Supported employment

The study identified a growing emphasis on the philosophy of supported employment in Australia, USA, Canada and the UK. This approach to employment intends to offer competitive employer-paid work and continuous on-the-job support to those who need it in order to maintain employment.

Supported employment was first established and developed in the USA context, where it developed as an alternative service delivery model to traditional rehabilitation programmes which were unable fully to assist severely disabled people to achieve mainstream, integrated employment. Supported employment is akin to 'a national civil rights movement on the part of people with severe disabilities who have been excluded, devalued and disenfranchised on the basis of their lack of vocational competence'1. In Australia it was promoted as part of a movement away from segregated employment services. In both the USA and Australia, supported employment is built into legislation and public funding programmes.

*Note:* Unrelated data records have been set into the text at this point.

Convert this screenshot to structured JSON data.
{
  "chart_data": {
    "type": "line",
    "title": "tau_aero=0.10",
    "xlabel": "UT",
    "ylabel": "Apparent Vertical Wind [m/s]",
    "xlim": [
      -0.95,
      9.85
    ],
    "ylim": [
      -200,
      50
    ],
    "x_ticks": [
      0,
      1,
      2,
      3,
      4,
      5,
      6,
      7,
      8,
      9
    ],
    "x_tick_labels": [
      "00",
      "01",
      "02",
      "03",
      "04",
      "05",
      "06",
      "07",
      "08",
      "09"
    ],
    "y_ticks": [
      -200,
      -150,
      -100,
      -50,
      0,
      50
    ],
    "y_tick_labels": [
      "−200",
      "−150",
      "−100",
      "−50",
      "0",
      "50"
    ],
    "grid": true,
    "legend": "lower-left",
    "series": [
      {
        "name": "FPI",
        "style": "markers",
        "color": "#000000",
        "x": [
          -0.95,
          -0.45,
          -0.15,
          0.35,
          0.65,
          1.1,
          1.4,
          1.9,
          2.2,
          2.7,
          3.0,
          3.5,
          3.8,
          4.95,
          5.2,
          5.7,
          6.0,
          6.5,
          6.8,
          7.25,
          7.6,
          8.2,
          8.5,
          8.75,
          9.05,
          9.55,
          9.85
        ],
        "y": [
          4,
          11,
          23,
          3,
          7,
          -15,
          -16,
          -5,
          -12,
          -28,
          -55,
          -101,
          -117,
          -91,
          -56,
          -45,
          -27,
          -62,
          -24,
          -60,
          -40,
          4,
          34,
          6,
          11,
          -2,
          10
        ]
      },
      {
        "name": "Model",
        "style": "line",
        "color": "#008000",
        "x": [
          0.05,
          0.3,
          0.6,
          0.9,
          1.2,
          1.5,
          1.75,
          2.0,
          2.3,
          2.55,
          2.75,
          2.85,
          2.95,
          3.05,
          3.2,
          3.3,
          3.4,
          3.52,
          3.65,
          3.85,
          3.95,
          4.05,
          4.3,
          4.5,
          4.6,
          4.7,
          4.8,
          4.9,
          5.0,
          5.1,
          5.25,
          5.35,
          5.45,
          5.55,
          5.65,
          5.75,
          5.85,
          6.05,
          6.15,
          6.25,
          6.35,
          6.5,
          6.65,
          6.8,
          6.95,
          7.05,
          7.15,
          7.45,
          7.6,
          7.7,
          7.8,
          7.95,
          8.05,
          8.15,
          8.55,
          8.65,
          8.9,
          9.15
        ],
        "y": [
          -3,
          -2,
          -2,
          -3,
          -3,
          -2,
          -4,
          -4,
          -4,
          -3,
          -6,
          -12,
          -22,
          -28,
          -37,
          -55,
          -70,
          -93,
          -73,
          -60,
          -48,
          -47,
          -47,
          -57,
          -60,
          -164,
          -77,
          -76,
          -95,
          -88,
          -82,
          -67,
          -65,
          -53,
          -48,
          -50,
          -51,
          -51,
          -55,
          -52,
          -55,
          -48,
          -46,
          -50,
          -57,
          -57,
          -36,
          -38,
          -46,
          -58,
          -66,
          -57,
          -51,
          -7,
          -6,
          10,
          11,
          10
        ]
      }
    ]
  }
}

Supported or assisted employment initiatives are also proliferating across the European Union. In most EU countries it is inaccurate to talk about a supported employment policy; rather there are initiatives, the origins of which are diverse. Some have been promoted by NGOs, some by state-run placement services, while others have emerged out of traditional sheltered employment provision. The European Commission's HORIZON programme has been a stimulus to initiatives on the ground. Certain countries, such as Austria and the UK, have incorporated supported employment within their strategic policies. In other countries local initiatives are emerging without a coherent national framework. There is no single model of supported employment and often different approaches to supported employment operate side-byside. The need to co-ordinate approaches is beginning to be recognised.

How best to resource supported employment initiatives is a debate across many countries. There are few evaluations of the cost-effectiveness and outcomes of supported employment.